Two weeks ago, I discussed the lack of candidates for local office in Rolla. Since then two new candidates have filed, Robert Fleming in Ward 5 and Donna Hawley in Ward 6. Voters in Wards 4, 5 and 6 will be able to vote in contested races on April 8. I'll write about these important races later.
Today, I want to discuss the presidential primary election coming up Tuesday, Feb. 5. There is no shortage of ballot candidates: 12 Republicans, nine Democrats, and six Libertarians; although many have withdrawn since the ballots were printed.
One would think that with this many candidates vying for the nation's highest office, everyone would go to the polls and cast a vote for their favorite candidate. But judging by past performance, the turnout will be low.
In 2004, only 12 percent of Phelps County's registered voters voted in the presidential primary; in 2000 the figure was 23 percent. In the corresponding presidential elections, the percentages were 75 and 73 respectively.
This is pathetic.
The vast majority of the electorate seems to be saying, don't confuse me with a lot of candidates. Just give me two names and I'll choose one of them.
I don't find it difficult to choose a candidate in a presidential primary.
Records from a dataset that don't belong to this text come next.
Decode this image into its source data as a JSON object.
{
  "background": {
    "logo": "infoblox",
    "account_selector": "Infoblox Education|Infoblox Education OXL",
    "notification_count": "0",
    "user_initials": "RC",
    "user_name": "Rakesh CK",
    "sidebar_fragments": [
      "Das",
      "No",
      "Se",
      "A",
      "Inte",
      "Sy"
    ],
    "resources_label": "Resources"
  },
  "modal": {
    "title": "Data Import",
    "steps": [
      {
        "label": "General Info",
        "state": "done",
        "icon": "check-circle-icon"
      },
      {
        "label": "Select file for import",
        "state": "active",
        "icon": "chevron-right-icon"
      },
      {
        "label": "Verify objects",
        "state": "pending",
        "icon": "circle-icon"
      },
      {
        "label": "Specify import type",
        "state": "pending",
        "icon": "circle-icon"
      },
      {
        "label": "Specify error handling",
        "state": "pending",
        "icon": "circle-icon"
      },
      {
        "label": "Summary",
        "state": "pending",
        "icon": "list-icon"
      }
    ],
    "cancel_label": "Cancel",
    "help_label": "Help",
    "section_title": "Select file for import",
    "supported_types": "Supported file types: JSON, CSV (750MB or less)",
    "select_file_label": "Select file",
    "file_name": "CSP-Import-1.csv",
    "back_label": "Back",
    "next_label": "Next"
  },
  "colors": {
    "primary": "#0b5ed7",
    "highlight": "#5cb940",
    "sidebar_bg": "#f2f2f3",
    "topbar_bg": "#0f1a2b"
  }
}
I look for candidates whose views on issues that are important to me match mine fairly closely. I look for consistency over time in supporting and promoting actions that I consider important. And I look for candidates with the courage to support their beliefs even when they are unpopular.
Two qualities I find unimportant are party affiliation and the ability to raise money. I don’t see any connection between either one and suitability to hold the nation's highest office.
I believe ending our involvement in foreign wars is the most important issue facing us. I'm also concerned about our environment, our children's education, our economy and a lot of other issues. But, I'm convinced that as long as we put our energies into fighting wars, not much progress will be made on any of these fronts.
I found two candidates on the ballot who have consistently voted against war. One, Dennis Kucinich, has withdrawn from the race. That leaves Ron Paul.
Ron Paul has spent almost 20 years in Congress. In 2002 he was one of seven Republicans who voted against going to war with Iraq. He understands the Constitutional issue: The Constitution empowers Congress, and only Congress, to declare war. It does not give Congress the power to delegate this responsibility to the Executive Branch, which is what Congress has done. He also appears to understand that in giving Congress the power of the purse, the Constitution also empowers Congress to end a war, simply by declining to vote funds for its continuation.
When Congress appropriates funds for the Iraq War, it votes to continue an illegal war. Forty-one Senators filibustering or 218 Representatives voting nay on an appropriations bill could bring the war to a quick end.
There might be other reasons why you would want to vote for Ron Paul.
Check him out at www.ronpaul2008.com. If you like what you see, consider going to the polls on Tues. Feb. 5, asking for a Republican ballot, and voting for Ron Paul.
That is what I intend to do. In spite of my disagreement with his positions on certain issues, we agree on the one issue that I feel is of paramount importance. In addition, I find in Ron Paul a level of honesty, consistency and integrity that is rarer than hen’s teeth on Capitol Hill.